I should mention that because of the laundry list of medications & vitamins, this geezer takes my mouth is very dry and my sensitivity to acidity is acute. So when I say a wine is acidic I'm probably overstating the effect is made on my taste buds. A good taster should know exactly how his or her palate reacts, especially when you have a cold or a dry mouth because your perception is altered. To properly use your instrument(palate) you need to determine when tasting more than 2-3 wines and scoring them, how your palate is reacting. You could have eaten something that alters you taste or it could be a warm humid day. Most people do this on the first two wines. Once you have mentally calibrated your instrument, you adjust your notes & scores and understand today your nose is stuffed or you're getting a garlic heartburn. All that to say, my scores reflect my own calibration because of a very dry mouth.

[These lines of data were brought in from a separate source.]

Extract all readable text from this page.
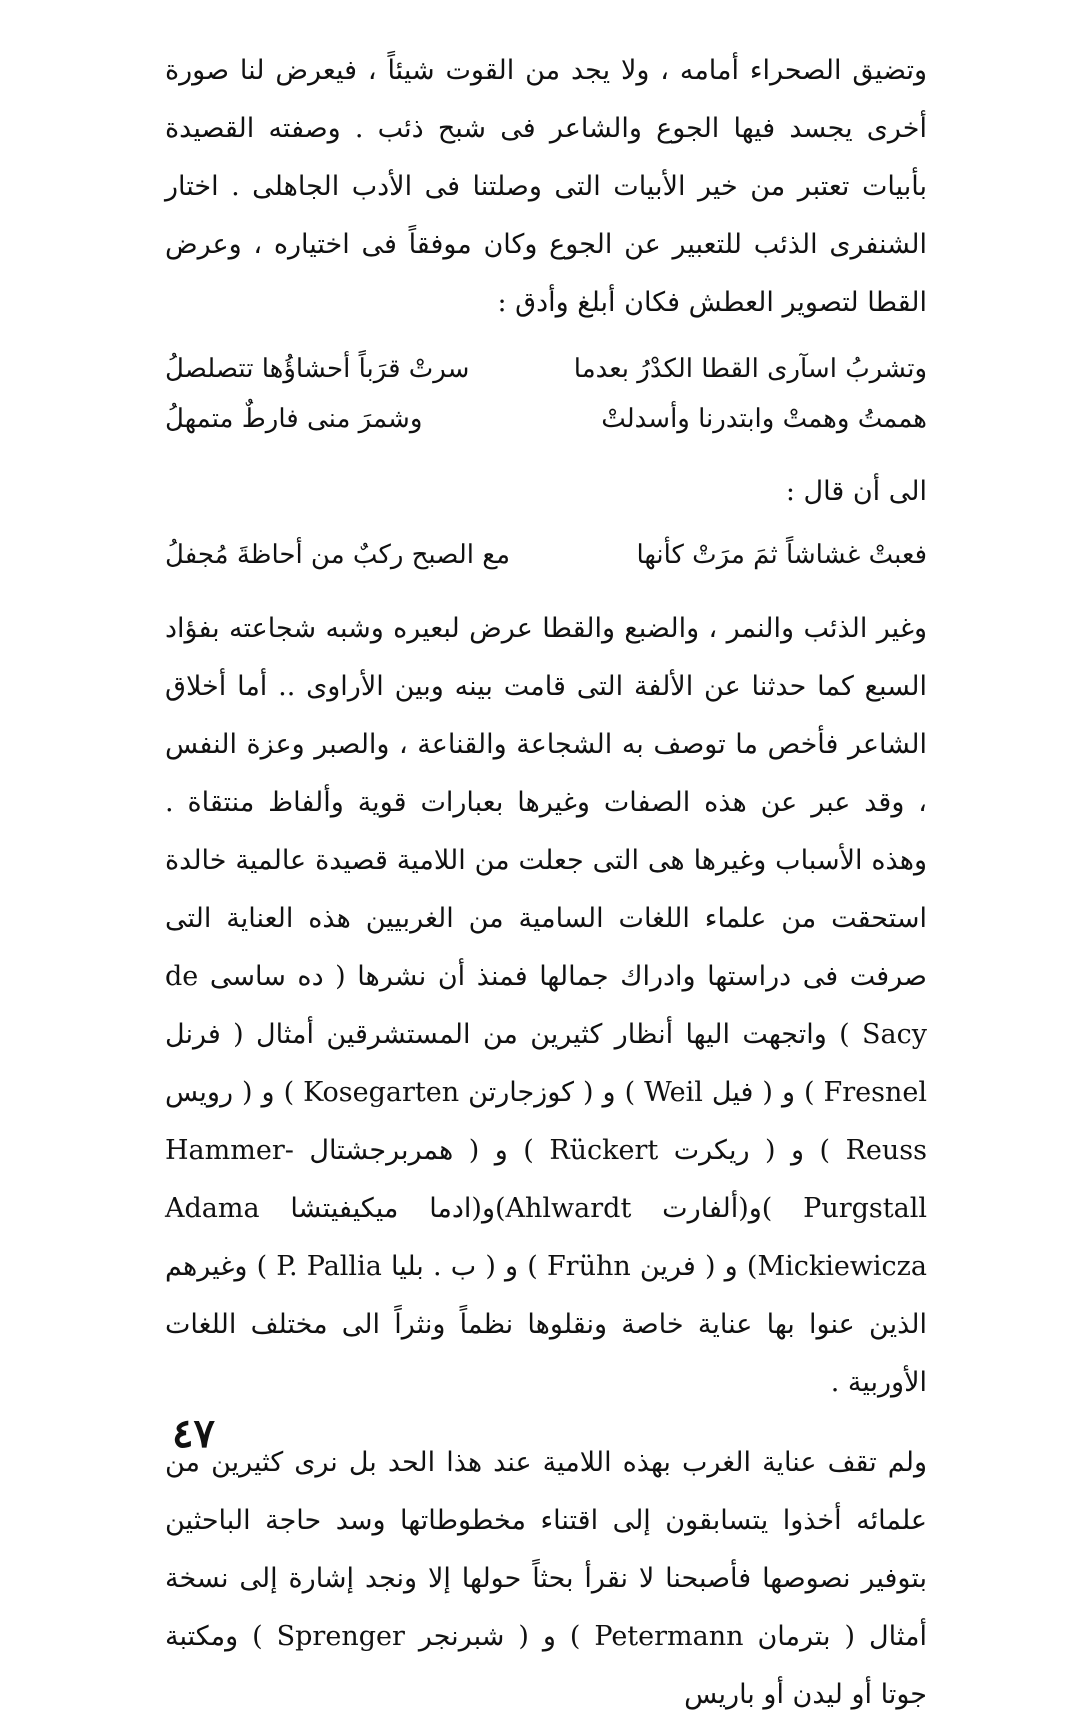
وتضيق الصحراء أمامه ، ولا يجد من القوت شيئاً ، فيعرض لنا صورة أخرى يجسد فيها الجوع والشاعر فى شبح ذئب . وصفته القصيدة بأبيات تعتبر من خير الأبيات التى وصلتنا فى الأدب الجاهلى . اختار الشنفرى الذئب للتعبير عن الجوع وكان موفقاً فى اختياره ، وعرض القطا لتصوير العطش فكان أبلغ وأدق :

وتشربُ اسآرى القطا الكدْرُ بعدما
سرتْ قرَباً أحشاؤُها تتصلصلُ
هممتُ وهمتْ وابتدرنا وأسدلتْ
وشمرَ منى فارطٌ متمهلُ
الى أن قال :
فعبتْ غشاشاً ثمَ مرَتْ كأنها
مع الصبح ركبٌ من أحاظةَ مُجفلُ

وغير الذئب والنمر ، والضبع والقطا عرض لبعيره وشبه شجاعته بفؤاد السبع كما حدثنا عن الألفة التى قامت بينه وبين الأراوى .. أما أخلاق الشاعر فأخص ما توصف به الشجاعة والقناعة ، والصبر وعزة النفس ، وقد عبر عن هذه الصفات وغيرها بعبارات قوية وألفاظ منتقاة . وهذه الأسباب وغيرها هى التى جعلت من اللامية قصيدة عالمية خالدة استحقت من علماء اللغات السامية من الغربيين هذه العناية التى صرفت فى دراستها وادراك جمالها فمنذ أن نشرها ( ده ساسى de Sacy ) واتجهت اليها أنظار كثيرين من المستشرقين أمثال ( فرنل Fresnel ) و ( فيل Weil ) و ( كوزجارتن Kosegarten ) و ( رويس Reuss ) و ( ريكرت Rückert ) و ( همربرجشتال Hammer-Purgstall )و(ألفارت Ahlwardt)و(ادما ميكيفيتشا Adama Mickiewicza) و ( فرين Frühn ) و ( ب . بليا P. Pallia ) وغيرهم الذين عنوا بها عناية خاصة ونقلوها نظماً ونثراً الى مختلف اللغات الأوربية .

ولم تقف عناية الغرب بهذه اللامية عند هذا الحد بل نرى كثيرين من علمائه أخذوا يتسابقون إلى اقتناء مخطوطاتها وسد حاجة الباحثين بتوفير نصوصها فأصبحنا لا نقرأ بحثاً حولها إلا ونجد إشارة إلى نسخة أمثال ( بترمان Petermann ) و ( شبرنجر Sprenger ) ومكتبة جوتا أو ليدن أو باريس

٤٧
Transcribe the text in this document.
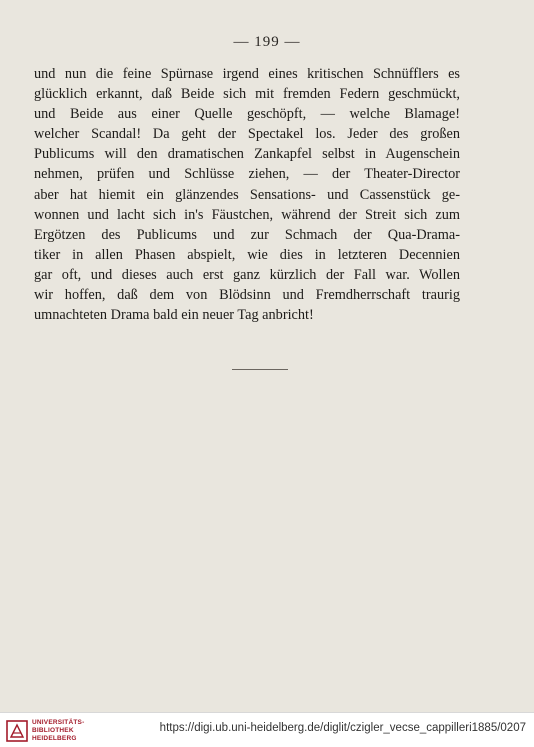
— 199 —
und nun die feine Spürnase irgend eines kritischen Schnüfflers es
glücklich erkannt, daß Beide sich mit fremden Federn geschmückt,
und Beide aus einer Quelle geschöpft, — welche Blamage!
welcher Scandal! Da geht der Spectakel los. Jeder des großen
Publicums will den dramatischen Zankapfel selbst in Augenschein
nehmen, prüfen und Schlüsse ziehen, — der Theater-Director
aber hat hiemit ein glänzendes Sensations- und Cassenstück ge-
wonnen und lacht sich in's Fäustchen, während der Streit sich zum
Ergötzen des Publicums und zur Schmach der Qua-Drama-
tiker in allen Phasen abspielt, wie dies in letzteren Decennien
gar oft, und dieses auch erst ganz kürzlich der Fall war. Wollen
wir hoffen, daß dem von Blödsinn und Fremdherrschaft traurig
umnachteten Drama bald ein neuer Tag anbricht!
UNIVERSITÄTS-
BIBLIOTHEK
HEIDELBERG
https://digi.ub.uni-heidelberg.de/diglit/czigler_vecse_cappilleri1885/0207
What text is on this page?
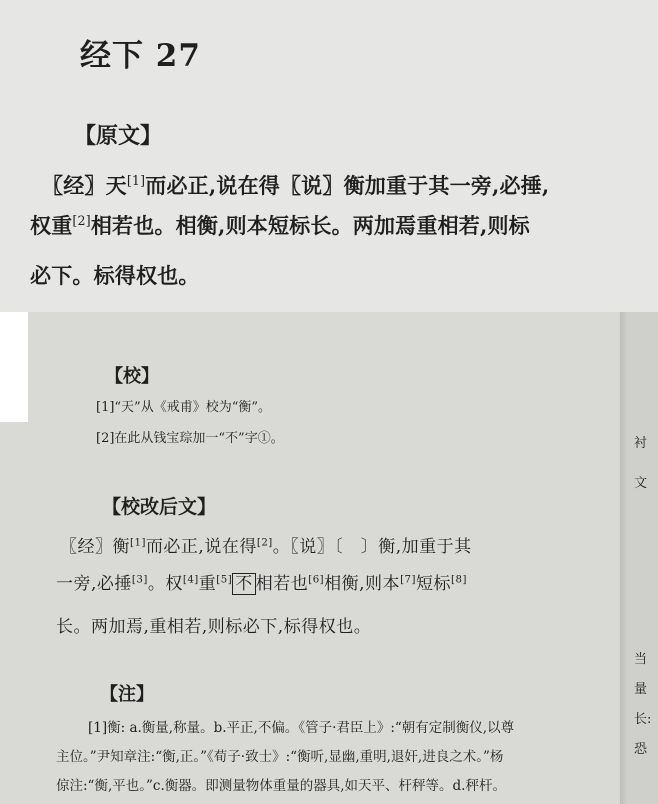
经下 27
【原文】
〖经〗天[1]而必正,说在得〖说〗衡加重于其一旁,必捶,
权重[2]相若也。相衡,则本短标长。两加焉重相若,则标
必下。标得权也。
【校】
[1]“天”从《戒甫》校为“衡”。
[2]在此从钱宝琮加一“不”字①。
【校改后文】
〖经〗衡[1]而必正,说在得[2]。〖说〗〔　〕衡,加重于其
一旁,必捶[3]。权[4]重[5] 不 相若也[6]相衡,则本[7]短标[8]
长。两加焉,重相若,则标必下,标得权也。
【注】
[1]衡: a.衡量,称量。b.平正,不偏。《管子·君臣上》:“朝有定制衡仪,以尊
主位。”尹知章注:“衡,正。”《荀子·致士》:“衡听,显幽,重明,退奸,进良之术。”杨
倞注:“衡,平也。”c.衡器。即测量物体重量的器具,如天平、杆秤等。d.秤杆。
衬
文
当
量
长:
恐
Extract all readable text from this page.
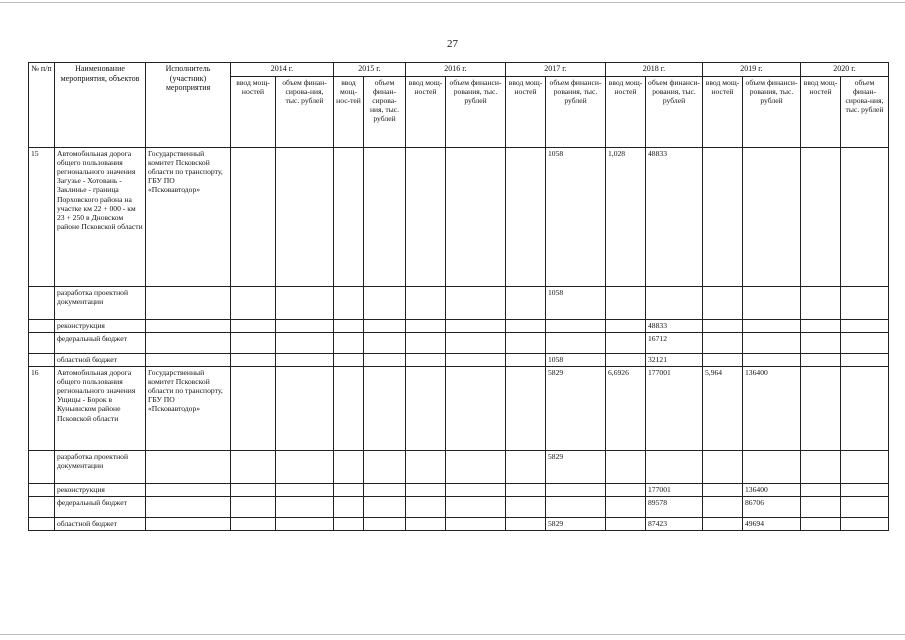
27
№ п/п	Наименование мероприятия, объектов	Исполнитель (участник) мероприятия	2014 г.		2015 г.		2016 г.		2017 г.		2018 г.		2019 г.		2020 г.	
			ввод мощ-ностей	объем финан-сирова-ния, тыс. рублей	ввод мощ-нос-тей	объем финан-сирова-ния, тыс. рублей	ввод мощ-ностей	объем финанси-рования, тыс. рублей	ввод мощ-ностей	объем финанси-рования, тыс. рублей	ввод мощ-ностей	объем финанси-рования, тыс. рублей	ввод мощ-ностей	объем финанси-рования, тыс. рублей	ввод мощ-ностей	объем финан-сирова-ния, тыс. рублей
15	Автомобильная дорога общего пользования регионального значения Загузье - Хотовань - Заклинье - граница Порховского района на участке км 22 + 000 - км 23 + 250 в Дновском районе Псковской области	Государственный комитет Псковской области по транспорту, ГБУ ПО «Псковавтодор»								1058	1,028	48833				
	разработка проектной документации									1058						
	реконструкция											48833				
	федеральный бюджет											16712				
	областной бюджет									1058		32121				
16	Автомобильная дорога общего пользования регионального значения Ущицы - Борок в Куньинском районе Псковской области	Государственный комитет Псковской области по транспорту, ГБУ ПО «Псковавтодор»								5829	6,6926	177001	5,964	136400		
	разработка проектной документации									5829						
	реконструкция											177001		136400		
	федеральный бюджет											89578		86706		
	областной бюджет									5829		87423		49694		
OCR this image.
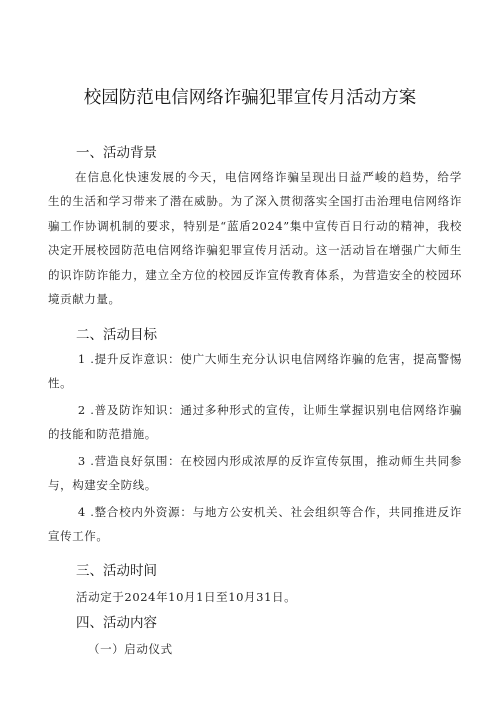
校园防范电信网络诈骗犯罪宣传月活动方案
一、活动背景
在信息化快速发展的今天，电信网络诈骗呈现出日益严峻的趋势，给学生的生活和学习带来了潜在威胁。为了深入贯彻落实全国打击治理电信网络诈骗工作协调机制的要求，特别是“蓝盾2024”集中宣传百日行动的精神，我校决定开展校园防范电信网络诈骗犯罪宣传月活动。这一活动旨在增强广大师生的识诈防诈能力，建立全方位的校园反诈宣传教育体系，为营造安全的校园环境贡献力量。
二、活动目标
1 .提升反诈意识：使广大师生充分认识电信网络诈骗的危害，提高警惕性。
2 .普及防诈知识：通过多种形式的宣传，让师生掌握识别电信网络诈骗的技能和防范措施。
3 .营造良好氛围：在校园内形成浓厚的反诈宣传氛围，推动师生共同参与，构建安全防线。
4 .整合校内外资源：与地方公安机关、社会组织等合作，共同推进反诈宣传工作。
三、活动时间
活动定于2024年10月1日至10月31日。
四、活动内容
（一）启动仪式
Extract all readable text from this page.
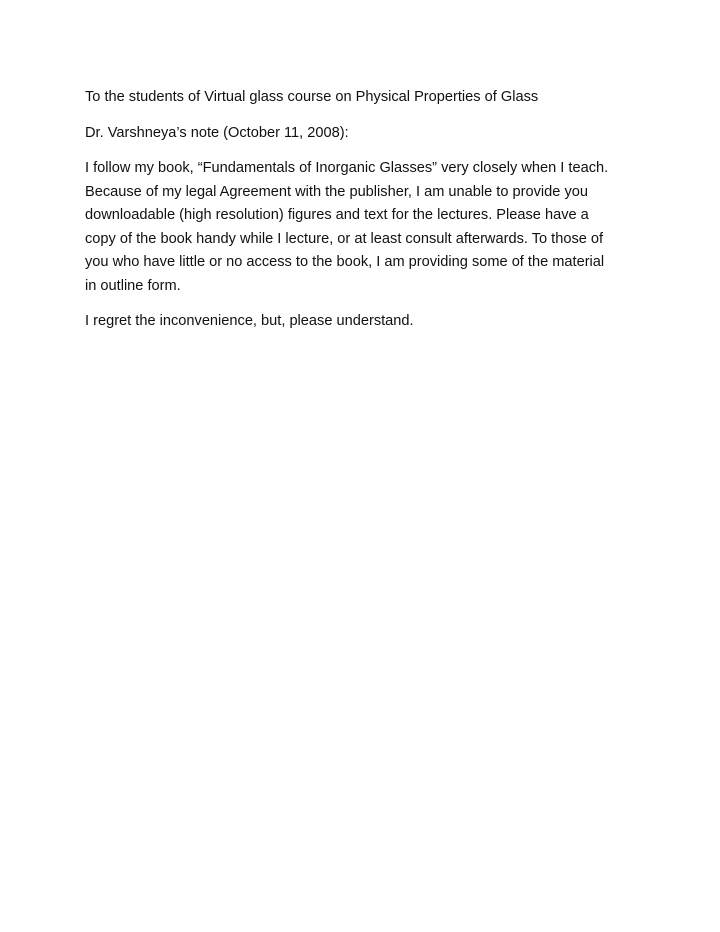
To the students of Virtual glass course on Physical Properties of Glass

Dr. Varshneya’s note (October 11, 2008):

I follow my book, “Fundamentals of Inorganic Glasses” very closely when I teach.
Because of my legal Agreement with the publisher, I am unable to provide you
downloadable (high resolution) figures and text for the lectures. Please have a
copy of the book handy while I lecture, or at least consult afterwards. To those of
you who have little or no access to the book, I am providing some of the material
in outline form.

I regret the inconvenience, but, please understand.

1990 Brut sparkling wine. John loved goofing around with method champenoise wines using chardonnay grapes not really for sale but his own indulgence. The 1990 Brut was disgorged in 2002 just around the time he made his transition. The nose is clean and yeasty and promises more than the fruit shows. The bubbles were small and the aftertaste moderate. The fruit could have been in a "dumb" stage. 86 of 100 points. John made wines not for a year or two but decades.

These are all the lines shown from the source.